2 Aug 2020

Fim de tarde e isso

O sol de fim de tarde tem a brandura de um amor ternurento. Aquece-me o braço e a perna direita enquanto me sento no degrau morno de um dia de verão incerto, o mais certo dia de verão a oeste. Sopra vento de baixo e que pelos pontos cardeais por onde me oriento seria de oeste, vem do mar, e o mar está a oeste mas forte e impiedoso só pode ser do norte, não tem meias palavras nem cerimónias, poucas concessões e a determinação irritante dos teimosos solitários. Faço sombra à Julieta, sentada de pernas escachadas sem pudor e pés nus no chão. A roupa estendida ondula ao sabor do vento e eu vejo as várias mulheres no macacão preto, no vermelho, no de flores brancas e verdes com um centro amarelo, sou menos eu no vestido longo e fluido de flores pequenas que desencantei na memória do guarda-roupa. Se calhar quero ser o que já não sou mas o vestido serve-me, assenta no peito na perfeição. Talvez não seja assim tão outra.

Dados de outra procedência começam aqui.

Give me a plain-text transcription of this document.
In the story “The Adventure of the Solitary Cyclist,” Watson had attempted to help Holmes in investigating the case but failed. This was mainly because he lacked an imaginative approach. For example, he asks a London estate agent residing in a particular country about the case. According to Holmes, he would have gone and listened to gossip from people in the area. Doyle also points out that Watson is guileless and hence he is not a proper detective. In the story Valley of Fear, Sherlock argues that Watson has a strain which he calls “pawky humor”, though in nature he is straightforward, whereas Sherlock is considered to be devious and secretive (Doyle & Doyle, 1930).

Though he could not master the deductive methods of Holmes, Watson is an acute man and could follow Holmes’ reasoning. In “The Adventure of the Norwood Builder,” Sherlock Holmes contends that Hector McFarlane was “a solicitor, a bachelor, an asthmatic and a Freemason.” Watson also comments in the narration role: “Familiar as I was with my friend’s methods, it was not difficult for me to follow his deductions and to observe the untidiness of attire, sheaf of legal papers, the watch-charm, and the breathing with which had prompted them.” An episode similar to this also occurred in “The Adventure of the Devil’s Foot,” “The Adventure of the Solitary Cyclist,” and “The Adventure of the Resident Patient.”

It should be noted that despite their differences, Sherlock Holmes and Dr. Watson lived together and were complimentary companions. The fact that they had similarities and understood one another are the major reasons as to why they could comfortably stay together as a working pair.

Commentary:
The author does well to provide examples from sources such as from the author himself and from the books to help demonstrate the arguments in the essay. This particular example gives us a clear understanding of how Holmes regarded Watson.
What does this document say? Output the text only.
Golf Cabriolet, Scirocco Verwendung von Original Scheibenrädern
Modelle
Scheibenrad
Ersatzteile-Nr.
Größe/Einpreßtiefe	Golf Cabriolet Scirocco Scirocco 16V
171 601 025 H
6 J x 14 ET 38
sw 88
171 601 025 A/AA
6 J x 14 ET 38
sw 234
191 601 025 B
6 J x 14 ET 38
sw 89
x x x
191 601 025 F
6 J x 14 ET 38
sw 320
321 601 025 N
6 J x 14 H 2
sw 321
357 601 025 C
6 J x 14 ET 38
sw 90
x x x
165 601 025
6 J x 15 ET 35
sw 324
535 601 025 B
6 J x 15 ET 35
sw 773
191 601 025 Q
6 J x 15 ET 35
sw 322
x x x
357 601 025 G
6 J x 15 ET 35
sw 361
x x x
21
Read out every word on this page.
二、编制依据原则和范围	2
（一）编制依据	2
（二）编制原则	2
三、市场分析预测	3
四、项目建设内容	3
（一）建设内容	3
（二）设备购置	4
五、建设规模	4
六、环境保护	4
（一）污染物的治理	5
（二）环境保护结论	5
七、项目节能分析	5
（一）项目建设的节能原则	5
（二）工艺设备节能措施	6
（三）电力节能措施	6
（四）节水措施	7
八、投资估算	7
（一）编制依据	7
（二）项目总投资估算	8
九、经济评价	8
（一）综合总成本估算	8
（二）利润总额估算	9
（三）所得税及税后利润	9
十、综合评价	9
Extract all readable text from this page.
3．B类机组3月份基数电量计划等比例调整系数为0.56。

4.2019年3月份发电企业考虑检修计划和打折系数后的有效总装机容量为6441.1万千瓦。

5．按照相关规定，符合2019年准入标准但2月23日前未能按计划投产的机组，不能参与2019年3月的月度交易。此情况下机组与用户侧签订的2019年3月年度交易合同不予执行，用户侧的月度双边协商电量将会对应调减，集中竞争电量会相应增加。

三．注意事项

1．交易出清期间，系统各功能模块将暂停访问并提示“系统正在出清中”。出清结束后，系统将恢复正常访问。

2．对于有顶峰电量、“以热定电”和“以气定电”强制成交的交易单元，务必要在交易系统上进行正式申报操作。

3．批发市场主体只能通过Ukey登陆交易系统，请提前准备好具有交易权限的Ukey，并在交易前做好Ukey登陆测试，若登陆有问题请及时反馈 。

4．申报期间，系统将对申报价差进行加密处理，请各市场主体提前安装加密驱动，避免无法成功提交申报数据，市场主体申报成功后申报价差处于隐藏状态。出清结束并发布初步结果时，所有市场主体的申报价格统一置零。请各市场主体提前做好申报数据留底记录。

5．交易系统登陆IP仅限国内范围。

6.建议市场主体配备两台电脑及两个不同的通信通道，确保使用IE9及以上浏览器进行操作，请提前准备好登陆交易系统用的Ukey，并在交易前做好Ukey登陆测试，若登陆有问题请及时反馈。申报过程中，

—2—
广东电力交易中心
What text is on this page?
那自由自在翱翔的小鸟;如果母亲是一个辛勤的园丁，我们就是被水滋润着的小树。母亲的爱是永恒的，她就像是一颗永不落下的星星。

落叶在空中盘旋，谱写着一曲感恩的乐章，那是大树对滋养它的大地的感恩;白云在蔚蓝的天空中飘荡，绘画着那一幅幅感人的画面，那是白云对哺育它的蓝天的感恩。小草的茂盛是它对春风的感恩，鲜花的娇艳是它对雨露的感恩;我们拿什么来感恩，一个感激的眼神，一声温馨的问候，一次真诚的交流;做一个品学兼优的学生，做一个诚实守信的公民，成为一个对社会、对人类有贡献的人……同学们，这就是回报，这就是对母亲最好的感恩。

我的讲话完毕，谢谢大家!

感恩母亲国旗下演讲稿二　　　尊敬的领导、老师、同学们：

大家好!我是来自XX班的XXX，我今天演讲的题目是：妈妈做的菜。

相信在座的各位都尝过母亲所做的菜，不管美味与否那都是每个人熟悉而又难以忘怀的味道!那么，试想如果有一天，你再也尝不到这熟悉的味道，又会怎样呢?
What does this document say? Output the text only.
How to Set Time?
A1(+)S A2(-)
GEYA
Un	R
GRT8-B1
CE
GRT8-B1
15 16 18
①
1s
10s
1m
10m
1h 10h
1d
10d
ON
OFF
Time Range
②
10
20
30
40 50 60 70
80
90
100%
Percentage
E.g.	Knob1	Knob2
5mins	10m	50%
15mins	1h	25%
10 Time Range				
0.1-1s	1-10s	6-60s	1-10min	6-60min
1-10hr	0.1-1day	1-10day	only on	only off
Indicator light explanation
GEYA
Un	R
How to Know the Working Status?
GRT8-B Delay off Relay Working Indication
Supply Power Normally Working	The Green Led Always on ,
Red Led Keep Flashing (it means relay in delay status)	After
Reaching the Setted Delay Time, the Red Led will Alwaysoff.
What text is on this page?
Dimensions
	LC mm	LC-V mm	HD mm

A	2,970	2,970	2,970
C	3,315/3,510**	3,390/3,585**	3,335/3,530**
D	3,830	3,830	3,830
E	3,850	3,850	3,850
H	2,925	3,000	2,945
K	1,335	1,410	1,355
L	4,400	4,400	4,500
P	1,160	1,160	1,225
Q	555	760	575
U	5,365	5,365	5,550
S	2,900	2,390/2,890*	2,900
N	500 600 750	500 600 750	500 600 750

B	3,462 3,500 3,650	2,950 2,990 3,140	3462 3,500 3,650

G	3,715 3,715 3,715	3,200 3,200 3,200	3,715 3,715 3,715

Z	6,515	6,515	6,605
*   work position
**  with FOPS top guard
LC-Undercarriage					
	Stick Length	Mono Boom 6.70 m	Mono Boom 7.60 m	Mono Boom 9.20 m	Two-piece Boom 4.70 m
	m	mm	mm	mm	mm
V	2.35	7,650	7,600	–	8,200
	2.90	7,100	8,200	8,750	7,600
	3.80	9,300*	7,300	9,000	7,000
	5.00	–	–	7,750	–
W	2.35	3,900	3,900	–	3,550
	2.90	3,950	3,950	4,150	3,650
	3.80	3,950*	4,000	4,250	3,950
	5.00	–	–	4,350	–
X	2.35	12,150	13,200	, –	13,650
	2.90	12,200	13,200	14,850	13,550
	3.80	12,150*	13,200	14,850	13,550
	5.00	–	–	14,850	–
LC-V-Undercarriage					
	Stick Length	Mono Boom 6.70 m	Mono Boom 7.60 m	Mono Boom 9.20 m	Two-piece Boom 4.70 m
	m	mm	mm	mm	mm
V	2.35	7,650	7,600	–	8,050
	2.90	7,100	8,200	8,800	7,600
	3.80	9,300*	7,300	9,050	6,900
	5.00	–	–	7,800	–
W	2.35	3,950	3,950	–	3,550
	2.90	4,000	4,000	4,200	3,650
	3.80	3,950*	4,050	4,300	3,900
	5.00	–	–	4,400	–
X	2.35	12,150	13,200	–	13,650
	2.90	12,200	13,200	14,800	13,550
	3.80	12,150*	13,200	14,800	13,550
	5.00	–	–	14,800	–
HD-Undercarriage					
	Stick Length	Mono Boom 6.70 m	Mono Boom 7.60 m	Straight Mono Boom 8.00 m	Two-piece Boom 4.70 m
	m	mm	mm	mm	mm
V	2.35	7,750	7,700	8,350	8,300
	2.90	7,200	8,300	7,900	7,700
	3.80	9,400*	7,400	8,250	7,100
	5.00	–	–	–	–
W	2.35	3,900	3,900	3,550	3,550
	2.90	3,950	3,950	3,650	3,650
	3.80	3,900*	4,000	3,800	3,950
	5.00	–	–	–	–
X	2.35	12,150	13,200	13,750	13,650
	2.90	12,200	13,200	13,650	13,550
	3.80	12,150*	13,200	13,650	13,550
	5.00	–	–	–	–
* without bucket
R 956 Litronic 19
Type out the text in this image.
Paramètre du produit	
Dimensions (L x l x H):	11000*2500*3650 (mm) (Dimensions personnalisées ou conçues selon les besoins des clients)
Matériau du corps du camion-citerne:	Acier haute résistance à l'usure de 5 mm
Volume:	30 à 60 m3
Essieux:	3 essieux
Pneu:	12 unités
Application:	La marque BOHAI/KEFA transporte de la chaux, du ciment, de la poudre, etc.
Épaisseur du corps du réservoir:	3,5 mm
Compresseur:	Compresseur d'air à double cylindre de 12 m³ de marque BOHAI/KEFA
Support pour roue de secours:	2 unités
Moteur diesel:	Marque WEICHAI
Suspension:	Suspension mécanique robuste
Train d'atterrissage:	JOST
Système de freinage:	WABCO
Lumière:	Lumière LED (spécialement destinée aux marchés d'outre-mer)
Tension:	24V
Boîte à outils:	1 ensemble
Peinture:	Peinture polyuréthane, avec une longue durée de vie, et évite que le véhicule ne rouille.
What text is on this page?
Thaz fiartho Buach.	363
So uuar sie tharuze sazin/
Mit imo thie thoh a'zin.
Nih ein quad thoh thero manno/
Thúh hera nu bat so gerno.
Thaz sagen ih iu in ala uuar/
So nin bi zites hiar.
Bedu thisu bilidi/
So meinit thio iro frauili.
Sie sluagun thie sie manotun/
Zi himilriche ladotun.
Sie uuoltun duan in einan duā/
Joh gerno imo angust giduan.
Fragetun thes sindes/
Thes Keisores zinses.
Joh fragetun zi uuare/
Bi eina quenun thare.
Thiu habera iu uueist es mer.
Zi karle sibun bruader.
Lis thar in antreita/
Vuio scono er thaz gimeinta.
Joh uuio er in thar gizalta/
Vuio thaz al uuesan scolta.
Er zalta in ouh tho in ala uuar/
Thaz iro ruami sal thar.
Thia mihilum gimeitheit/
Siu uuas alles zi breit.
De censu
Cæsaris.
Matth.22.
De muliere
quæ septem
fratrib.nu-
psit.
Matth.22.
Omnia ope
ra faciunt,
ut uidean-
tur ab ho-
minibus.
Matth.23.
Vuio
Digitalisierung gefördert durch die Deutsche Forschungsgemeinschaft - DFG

Agora que me virei tenho o sol de frente e uma revoada de vento açoita os pedaços com que cubro o corpo, até as intimidades resguardadas se agitam levemente, e o perfume do detergente em promoção no supermercado augura a sensualidade dos lençóis lavados e secos ao vento e ao sol. Os estendais contam tantas estórias e desvendam outras tantas intimidades, se os observamos atentamente. Um olhar indiscreto sobre quem somos por baixo do que aparentamos ser, de gravatas e composturas, blusas imaculadas de ferros prendados. Velha, um dia, podia sentar me numa cadeira de abrir ou de fechar, é sempre tudo uma questão de perspectiva, e contar os outros com as mãos cruzadas sobre a barriga rotunda, se calhar nessa altura já teria barriga, mas os escritores não se revelam em cadeiras de abrir, agora está frio, eu tenho de apanhar a roupa e também nunca serei escritora.